Here are some of the most shocking findings from the survey:

  • About 1 in 7 (14%) of gig workers earned less than the $7.25 federal minimum wage, compared to 0% of W-2 service-sector workers. Moreover, more than twice as many gig workers – 26% compared to 11% of standard employees – earned less than $10 an hour.
  • More than a quarter of gig workers (29%) earned less than their state minimum wage, compared to 1% of standard service-sector employees.
  • About 3 in 5 (62%) of gig workers reported losing earnings at least once because of “technical difficulties clocking in or out,” compared to 19% of W-2 employees.
  • Twice (30%) the number of gig workers reported using the Supplemental Nutrition Assistance Program (SNAP, formerly known as food stamps) compared to W-2 employees (15%).
  • Nearly a third of gig workers (31%) reported not being able to pay their utility bills, compared to 17% of standard employees.
  • Over half of gig workers (55%) reported that they intended to find a new job, compared to 36% of W-2 employees.

These findings are outrageous. It’s bad enough that standard employees of some of the most profitable corporations in the American service industry need to resort to union campaigns just to receive adequate pay, benefits, and working conditions. It’s even worse that gig workers from equally profitable digital platforms – who clearly face even worse pay and treatment compared to other service-sector workers – don’t even have the right to launch these kinds of campaigns in the first place because they aren’t technically “employees” of the companies they work for.

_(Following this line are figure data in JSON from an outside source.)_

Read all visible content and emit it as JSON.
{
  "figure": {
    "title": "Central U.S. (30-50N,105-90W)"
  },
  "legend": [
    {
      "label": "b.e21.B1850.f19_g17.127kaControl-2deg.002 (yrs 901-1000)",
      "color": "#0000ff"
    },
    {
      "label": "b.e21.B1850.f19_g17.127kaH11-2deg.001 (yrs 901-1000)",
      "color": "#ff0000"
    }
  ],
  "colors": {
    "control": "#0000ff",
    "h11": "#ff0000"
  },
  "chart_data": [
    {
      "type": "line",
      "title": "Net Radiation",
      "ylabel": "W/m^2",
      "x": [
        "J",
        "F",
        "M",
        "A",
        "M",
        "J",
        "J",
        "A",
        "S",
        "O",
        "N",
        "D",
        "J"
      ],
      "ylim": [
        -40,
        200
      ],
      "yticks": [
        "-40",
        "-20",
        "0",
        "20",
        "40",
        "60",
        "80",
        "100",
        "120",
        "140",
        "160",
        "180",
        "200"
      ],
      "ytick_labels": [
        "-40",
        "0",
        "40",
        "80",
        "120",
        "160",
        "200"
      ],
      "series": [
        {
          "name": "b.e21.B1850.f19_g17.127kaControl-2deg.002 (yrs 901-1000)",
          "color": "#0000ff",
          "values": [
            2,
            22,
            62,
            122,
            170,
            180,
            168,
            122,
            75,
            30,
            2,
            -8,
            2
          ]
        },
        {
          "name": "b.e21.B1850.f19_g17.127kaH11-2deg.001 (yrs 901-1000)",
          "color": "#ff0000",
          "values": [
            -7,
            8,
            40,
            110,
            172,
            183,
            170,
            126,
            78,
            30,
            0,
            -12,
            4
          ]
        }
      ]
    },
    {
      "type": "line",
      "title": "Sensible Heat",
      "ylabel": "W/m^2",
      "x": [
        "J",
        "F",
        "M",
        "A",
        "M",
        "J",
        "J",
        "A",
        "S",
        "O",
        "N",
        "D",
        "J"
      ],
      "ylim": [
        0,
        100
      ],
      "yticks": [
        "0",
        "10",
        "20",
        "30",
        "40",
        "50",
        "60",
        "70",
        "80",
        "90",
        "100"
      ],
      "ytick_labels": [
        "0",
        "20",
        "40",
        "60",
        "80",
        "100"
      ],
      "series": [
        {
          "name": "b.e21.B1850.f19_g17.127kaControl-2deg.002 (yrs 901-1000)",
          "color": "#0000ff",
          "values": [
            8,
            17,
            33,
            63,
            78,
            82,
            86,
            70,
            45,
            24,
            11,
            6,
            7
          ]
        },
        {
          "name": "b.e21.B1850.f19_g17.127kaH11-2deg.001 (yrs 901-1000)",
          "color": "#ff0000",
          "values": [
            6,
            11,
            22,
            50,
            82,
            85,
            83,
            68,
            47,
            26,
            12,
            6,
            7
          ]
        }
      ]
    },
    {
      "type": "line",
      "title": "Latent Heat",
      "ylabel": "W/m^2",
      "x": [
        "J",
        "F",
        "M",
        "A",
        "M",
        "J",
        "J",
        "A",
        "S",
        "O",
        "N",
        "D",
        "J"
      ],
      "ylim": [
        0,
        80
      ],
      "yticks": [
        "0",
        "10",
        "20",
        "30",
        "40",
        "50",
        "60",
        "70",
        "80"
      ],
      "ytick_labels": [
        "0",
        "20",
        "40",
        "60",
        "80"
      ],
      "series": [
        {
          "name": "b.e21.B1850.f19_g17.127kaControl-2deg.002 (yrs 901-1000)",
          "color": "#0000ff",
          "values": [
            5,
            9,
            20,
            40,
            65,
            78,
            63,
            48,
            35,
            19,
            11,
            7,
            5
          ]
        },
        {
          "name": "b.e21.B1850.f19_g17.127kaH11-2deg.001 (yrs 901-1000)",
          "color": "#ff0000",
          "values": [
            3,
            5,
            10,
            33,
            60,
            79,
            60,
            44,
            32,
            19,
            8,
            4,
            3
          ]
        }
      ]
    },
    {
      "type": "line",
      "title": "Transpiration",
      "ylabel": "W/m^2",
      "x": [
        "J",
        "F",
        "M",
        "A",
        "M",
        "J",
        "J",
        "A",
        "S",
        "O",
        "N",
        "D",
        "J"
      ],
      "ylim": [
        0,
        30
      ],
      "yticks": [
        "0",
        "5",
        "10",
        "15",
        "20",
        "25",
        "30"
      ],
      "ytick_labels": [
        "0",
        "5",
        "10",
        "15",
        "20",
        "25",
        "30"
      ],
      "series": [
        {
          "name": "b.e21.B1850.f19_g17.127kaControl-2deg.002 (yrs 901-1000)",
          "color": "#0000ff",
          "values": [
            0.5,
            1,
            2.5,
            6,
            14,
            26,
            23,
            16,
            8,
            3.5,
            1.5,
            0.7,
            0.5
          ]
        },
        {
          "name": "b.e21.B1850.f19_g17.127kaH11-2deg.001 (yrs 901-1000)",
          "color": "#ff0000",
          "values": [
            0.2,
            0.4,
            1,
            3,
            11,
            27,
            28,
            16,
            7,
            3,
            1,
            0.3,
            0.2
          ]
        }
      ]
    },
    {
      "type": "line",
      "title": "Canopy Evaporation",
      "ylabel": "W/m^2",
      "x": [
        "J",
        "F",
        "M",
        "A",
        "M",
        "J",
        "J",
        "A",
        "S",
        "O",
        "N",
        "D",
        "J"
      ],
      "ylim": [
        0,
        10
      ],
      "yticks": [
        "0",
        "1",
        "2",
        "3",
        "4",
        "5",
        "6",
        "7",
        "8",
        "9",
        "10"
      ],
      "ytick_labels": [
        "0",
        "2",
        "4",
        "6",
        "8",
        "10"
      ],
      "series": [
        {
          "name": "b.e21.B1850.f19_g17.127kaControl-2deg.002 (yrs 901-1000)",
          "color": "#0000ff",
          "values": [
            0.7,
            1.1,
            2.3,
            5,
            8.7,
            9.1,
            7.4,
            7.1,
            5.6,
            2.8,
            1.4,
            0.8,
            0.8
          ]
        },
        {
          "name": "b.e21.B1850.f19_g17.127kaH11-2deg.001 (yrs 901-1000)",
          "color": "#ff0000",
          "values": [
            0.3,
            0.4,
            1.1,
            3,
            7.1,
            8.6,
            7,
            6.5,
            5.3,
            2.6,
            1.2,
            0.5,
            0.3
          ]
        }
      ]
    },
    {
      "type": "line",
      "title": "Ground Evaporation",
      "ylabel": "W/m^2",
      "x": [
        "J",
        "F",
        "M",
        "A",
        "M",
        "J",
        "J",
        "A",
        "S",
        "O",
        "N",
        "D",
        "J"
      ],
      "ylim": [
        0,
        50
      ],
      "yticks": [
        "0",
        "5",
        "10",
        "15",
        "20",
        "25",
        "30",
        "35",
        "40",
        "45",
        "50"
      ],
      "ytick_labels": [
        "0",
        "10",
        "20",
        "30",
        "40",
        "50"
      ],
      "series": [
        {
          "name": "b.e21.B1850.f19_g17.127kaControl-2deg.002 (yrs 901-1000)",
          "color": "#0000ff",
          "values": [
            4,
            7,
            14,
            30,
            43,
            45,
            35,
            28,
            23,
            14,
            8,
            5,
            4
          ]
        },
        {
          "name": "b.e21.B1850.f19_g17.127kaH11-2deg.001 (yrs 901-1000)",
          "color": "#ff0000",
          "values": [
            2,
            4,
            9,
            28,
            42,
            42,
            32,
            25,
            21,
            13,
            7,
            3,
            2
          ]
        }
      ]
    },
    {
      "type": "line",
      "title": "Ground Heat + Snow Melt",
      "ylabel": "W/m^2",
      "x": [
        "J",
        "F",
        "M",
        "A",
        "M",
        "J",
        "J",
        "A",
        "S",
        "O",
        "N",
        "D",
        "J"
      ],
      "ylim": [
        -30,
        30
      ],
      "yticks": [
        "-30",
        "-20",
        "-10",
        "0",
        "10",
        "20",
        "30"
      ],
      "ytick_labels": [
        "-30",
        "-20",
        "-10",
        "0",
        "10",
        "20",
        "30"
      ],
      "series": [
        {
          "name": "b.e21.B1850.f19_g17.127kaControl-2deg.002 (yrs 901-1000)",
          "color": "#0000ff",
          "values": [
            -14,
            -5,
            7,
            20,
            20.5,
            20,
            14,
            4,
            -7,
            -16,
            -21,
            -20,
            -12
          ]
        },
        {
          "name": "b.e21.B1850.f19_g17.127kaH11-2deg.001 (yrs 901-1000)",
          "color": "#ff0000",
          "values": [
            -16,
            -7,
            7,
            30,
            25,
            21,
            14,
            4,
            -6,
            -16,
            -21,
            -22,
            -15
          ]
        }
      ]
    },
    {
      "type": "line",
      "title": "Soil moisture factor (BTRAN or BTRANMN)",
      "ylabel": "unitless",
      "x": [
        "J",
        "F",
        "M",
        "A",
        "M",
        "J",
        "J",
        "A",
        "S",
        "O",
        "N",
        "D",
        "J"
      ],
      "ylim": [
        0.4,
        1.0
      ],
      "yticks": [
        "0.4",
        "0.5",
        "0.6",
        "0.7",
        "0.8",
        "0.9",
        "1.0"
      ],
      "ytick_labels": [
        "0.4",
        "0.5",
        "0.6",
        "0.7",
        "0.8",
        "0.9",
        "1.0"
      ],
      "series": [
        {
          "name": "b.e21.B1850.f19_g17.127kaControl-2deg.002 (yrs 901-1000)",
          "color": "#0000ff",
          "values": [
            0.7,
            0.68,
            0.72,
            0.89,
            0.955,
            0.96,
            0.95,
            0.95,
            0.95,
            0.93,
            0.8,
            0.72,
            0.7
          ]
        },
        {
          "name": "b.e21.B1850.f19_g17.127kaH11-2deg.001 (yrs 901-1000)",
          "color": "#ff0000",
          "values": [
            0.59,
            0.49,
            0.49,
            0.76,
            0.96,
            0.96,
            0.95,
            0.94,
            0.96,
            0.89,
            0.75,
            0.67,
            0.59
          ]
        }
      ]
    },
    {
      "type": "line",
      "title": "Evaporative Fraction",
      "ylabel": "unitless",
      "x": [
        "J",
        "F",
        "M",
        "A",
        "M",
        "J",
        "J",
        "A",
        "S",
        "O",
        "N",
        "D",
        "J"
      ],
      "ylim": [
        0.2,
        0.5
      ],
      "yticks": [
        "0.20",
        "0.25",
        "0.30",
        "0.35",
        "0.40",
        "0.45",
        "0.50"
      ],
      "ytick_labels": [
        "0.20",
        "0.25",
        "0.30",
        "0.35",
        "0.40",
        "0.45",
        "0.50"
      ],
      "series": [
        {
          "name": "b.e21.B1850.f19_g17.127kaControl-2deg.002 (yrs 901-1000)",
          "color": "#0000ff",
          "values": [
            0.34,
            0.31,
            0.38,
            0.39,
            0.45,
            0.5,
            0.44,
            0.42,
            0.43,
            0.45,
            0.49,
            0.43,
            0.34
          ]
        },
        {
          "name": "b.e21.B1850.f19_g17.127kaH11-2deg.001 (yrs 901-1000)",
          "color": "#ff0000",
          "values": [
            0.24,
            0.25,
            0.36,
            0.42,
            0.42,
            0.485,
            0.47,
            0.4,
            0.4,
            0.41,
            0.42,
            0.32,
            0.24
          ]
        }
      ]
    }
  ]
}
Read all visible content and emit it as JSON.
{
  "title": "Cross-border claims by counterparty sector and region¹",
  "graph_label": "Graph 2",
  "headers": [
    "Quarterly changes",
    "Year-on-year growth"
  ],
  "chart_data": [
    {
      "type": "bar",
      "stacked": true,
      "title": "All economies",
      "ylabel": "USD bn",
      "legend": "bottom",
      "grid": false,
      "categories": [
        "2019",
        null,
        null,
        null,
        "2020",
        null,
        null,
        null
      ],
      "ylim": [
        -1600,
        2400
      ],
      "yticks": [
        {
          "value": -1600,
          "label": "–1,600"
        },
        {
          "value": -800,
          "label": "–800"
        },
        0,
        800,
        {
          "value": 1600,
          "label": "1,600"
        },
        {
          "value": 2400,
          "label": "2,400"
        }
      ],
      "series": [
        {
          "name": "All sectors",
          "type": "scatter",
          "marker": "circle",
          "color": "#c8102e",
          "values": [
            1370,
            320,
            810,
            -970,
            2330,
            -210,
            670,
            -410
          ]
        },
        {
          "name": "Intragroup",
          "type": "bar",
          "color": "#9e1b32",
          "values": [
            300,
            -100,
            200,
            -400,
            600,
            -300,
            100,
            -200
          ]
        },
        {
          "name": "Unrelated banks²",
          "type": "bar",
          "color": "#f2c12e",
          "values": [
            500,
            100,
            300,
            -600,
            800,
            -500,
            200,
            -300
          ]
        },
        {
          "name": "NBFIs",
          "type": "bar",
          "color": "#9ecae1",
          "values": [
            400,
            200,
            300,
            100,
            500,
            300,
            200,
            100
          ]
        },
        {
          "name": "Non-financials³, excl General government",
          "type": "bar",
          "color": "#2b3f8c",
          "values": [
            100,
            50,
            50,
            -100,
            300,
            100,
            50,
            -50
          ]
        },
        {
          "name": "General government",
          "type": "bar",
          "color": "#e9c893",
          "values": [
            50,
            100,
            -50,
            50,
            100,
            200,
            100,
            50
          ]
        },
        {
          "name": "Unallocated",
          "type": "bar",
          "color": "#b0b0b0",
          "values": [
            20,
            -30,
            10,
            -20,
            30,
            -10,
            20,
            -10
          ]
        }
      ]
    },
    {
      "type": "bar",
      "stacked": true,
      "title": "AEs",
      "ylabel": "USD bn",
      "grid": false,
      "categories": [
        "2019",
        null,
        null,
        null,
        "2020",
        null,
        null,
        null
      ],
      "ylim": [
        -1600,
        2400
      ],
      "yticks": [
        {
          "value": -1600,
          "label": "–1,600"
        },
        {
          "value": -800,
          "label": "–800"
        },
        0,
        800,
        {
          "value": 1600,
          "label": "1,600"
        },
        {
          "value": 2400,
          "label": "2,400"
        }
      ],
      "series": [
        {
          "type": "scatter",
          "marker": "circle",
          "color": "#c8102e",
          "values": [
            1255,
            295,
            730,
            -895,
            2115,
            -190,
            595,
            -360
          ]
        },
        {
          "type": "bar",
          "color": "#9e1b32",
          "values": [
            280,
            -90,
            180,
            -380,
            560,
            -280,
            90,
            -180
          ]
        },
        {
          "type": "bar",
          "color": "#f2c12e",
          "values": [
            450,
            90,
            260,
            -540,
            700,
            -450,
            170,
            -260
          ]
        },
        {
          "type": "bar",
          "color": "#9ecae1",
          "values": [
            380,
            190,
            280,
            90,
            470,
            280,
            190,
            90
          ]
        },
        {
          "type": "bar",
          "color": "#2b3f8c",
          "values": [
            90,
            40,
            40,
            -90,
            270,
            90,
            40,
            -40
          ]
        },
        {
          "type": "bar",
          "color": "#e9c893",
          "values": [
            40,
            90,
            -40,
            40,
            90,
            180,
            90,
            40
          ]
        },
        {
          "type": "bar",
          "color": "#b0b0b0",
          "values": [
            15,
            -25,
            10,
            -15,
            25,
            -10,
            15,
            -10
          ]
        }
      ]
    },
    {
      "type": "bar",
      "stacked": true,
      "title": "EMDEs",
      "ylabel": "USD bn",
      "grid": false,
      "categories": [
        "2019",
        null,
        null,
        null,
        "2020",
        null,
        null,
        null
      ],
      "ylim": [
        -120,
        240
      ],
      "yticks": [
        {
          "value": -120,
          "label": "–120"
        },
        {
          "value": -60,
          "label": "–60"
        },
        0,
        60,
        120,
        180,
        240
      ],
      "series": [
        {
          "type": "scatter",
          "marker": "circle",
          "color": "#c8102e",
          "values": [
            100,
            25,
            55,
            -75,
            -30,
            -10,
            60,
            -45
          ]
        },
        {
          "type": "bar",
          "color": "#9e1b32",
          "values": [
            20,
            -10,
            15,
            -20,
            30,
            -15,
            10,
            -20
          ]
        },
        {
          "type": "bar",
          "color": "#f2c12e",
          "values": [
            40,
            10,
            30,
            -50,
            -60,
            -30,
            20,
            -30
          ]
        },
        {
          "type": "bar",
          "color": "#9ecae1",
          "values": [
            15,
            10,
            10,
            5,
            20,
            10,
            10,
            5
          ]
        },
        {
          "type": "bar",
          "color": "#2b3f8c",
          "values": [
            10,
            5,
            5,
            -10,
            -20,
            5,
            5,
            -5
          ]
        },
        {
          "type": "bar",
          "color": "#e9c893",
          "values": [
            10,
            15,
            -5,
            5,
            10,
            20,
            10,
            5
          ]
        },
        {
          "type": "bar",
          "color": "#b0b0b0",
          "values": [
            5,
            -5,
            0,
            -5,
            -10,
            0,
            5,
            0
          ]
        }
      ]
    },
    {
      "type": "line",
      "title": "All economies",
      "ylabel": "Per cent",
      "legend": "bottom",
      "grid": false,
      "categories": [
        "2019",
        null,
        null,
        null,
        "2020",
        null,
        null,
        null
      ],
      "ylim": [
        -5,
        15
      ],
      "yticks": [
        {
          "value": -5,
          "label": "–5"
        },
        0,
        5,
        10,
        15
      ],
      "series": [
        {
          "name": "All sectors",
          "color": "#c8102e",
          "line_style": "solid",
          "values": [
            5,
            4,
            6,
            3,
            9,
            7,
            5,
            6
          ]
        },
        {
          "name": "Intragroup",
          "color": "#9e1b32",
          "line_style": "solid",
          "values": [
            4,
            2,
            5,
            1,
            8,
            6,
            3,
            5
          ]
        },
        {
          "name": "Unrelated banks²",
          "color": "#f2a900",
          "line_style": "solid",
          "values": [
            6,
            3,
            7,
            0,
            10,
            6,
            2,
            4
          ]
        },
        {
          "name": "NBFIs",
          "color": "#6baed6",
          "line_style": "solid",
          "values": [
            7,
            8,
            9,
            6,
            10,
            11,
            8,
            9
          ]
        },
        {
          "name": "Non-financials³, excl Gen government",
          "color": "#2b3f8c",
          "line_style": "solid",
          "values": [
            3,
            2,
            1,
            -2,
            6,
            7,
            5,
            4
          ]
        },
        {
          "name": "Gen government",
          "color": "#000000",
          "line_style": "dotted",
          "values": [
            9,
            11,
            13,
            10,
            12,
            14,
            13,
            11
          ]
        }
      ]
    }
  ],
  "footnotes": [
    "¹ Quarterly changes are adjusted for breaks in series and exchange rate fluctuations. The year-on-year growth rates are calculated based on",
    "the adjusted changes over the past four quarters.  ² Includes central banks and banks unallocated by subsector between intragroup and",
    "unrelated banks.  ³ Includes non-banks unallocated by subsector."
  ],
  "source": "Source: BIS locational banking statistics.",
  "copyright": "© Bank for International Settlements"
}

This has to stop. Ultra-profitable digital companies need to be held to account and prevented from misclassifying their workers as independent contractors. It doesn’t take a rocket scientist to appreciate that the Uber driver that takes us to the airport on Sunday is just as much an “employee” of their company as the Starbucks barista that pours our coffee on Monday. We need to ensure that every employee in every industry is treated and paid well, and that should at the very least start by ensuring that they’re actually recognized as proper employees in the first place.

Democrats in Congress can take a first step to right this wrong by passing the Protecting the Right to Organize (PRO) Act, which would prevent misclassification of employees by requiring employers to follow a test to determine employee status. They must do whatever is necessary to galvanize support for the bill, especially before the political window for action potentially closes with the 2022 midterms.

​​Digital platform companies like Uber, Lyft, and DoorDash can absolutely afford to pay and treat their workers well. Let’s not let them get away from this obligation on a mere technicality.